Alexandre ratifie le plan proposé.

On était à la mi-juin 1802 (fin de prairial an X). Des courriers attendaient l'empereur Alexandre à Saint-Pétersbourg; et le général Hédouville, très-ponctuel dans son obéissance, avait déjà présenté une note pour annoncer que, si, dans le délai fixé, on ne s'était pas expliqué par oui ou par non, il considérerait la réponse comme négative, et le manderait à Paris. Le vice-chancelier Kurakin, qui était mieux disposé pour la France que ses collègues, engagea le général Hédouville à reprendre sa note, afin de ne pas blesser l'empereur Alexandre, promettant qu'à l'arrivée de ce monarque l'affaire lui serait immédiatement soumise, et la réponse donnée sans aucun retard. L'empereur, de retour dans sa capitale, entendit ses ministres, et fut fort pressé par plusieurs d'entre eux de refuser le plan proposé. Le cabinet paraissait partagé, mais plus disposé cependant pour l'Autriche que pour la Prusse. Alexandre, bien qu'il vît, avec sa finesse précoce, que le maître des affaires d'Occident lui abandonnait l'apparence d'un rôle dont il gardait la réalité pour lui-même; bien qu'il comprît que ces conditions, qu'on devait dicter en commun à Ratisbonne, arrivaient toutes faites de Paris, Alexandre était cependant touché des égards extérieurs observés envers son empire, et satisfait d'un précédent qui, ajouté à celui de Teschen, établissait dans l'avenir le droit de la Russie de se mêler aux affaires germaniques.

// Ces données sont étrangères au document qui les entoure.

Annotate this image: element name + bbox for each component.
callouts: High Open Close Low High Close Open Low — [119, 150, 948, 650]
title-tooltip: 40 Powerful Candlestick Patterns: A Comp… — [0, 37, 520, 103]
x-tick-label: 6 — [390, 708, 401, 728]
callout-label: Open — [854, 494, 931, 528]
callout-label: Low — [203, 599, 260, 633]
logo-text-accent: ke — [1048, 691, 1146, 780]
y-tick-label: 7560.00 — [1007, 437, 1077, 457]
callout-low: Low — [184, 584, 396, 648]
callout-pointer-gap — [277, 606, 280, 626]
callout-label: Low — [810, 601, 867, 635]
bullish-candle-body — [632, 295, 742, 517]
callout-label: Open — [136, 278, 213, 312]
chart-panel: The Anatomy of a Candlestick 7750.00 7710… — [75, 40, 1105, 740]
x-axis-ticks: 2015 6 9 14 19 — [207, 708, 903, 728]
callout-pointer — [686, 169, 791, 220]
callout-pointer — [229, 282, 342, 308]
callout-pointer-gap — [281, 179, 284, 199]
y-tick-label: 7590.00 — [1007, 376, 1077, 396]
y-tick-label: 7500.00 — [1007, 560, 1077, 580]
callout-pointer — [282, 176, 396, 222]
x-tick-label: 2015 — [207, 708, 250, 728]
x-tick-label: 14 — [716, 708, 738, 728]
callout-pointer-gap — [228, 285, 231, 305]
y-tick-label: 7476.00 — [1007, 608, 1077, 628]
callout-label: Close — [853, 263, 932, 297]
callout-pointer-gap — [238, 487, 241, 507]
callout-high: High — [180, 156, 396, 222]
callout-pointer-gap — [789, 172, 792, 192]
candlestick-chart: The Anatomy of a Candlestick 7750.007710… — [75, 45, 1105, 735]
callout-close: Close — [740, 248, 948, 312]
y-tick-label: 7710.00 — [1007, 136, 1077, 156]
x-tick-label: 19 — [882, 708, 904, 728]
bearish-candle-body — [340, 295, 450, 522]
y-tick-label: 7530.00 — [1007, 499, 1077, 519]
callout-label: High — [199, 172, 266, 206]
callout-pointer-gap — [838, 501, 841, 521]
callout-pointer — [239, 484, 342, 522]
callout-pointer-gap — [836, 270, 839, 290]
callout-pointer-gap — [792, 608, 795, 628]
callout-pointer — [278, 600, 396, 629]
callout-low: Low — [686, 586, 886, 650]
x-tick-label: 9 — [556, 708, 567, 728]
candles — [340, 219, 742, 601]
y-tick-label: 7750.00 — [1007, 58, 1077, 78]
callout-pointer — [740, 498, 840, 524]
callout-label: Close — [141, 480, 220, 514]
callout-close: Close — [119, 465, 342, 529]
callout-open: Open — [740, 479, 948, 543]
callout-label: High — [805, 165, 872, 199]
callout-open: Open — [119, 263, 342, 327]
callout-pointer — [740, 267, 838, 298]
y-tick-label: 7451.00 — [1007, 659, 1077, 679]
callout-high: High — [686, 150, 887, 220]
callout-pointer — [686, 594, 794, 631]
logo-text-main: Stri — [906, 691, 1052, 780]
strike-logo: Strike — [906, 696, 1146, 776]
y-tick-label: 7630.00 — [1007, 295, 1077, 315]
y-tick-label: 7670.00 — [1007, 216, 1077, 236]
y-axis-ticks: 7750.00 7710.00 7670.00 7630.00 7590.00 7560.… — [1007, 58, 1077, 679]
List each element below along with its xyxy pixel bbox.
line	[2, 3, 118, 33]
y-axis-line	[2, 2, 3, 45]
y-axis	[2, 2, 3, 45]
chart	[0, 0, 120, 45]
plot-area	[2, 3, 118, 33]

Il était convaincu que le Premier Consul passerait outre si le cabinet russe hésitait plus long-temps; de plus, les prétentions de l'Autriche, qui faisait en ce moment les derniers efforts à Pétersbourg, lui semblaient entièrement déraisonnables; et enfin les lettres du roi de Prusse étaient chaque jour plus instantes: par tous ces motifs, il se décida en faveur du plan proposé, et ratifia la convention du 4 juin pour ainsi dire malgré ses ministres. Tandis qu'il donnait son consentement, le prince Louis de Baden arrivait à Pétersbourg, pour invoquer les droits de la parenté, et faire approuver un plan qui augmentait la fortune et les titres de sa maison; mais il trouvait ses vœux exaucés. Quelques jours après, ce prince infortuné mourait en Finlande, par un accident de voiture, en allant de chez sa sœur l'impératrice de Russie, chez sa sœur la reine de Suède.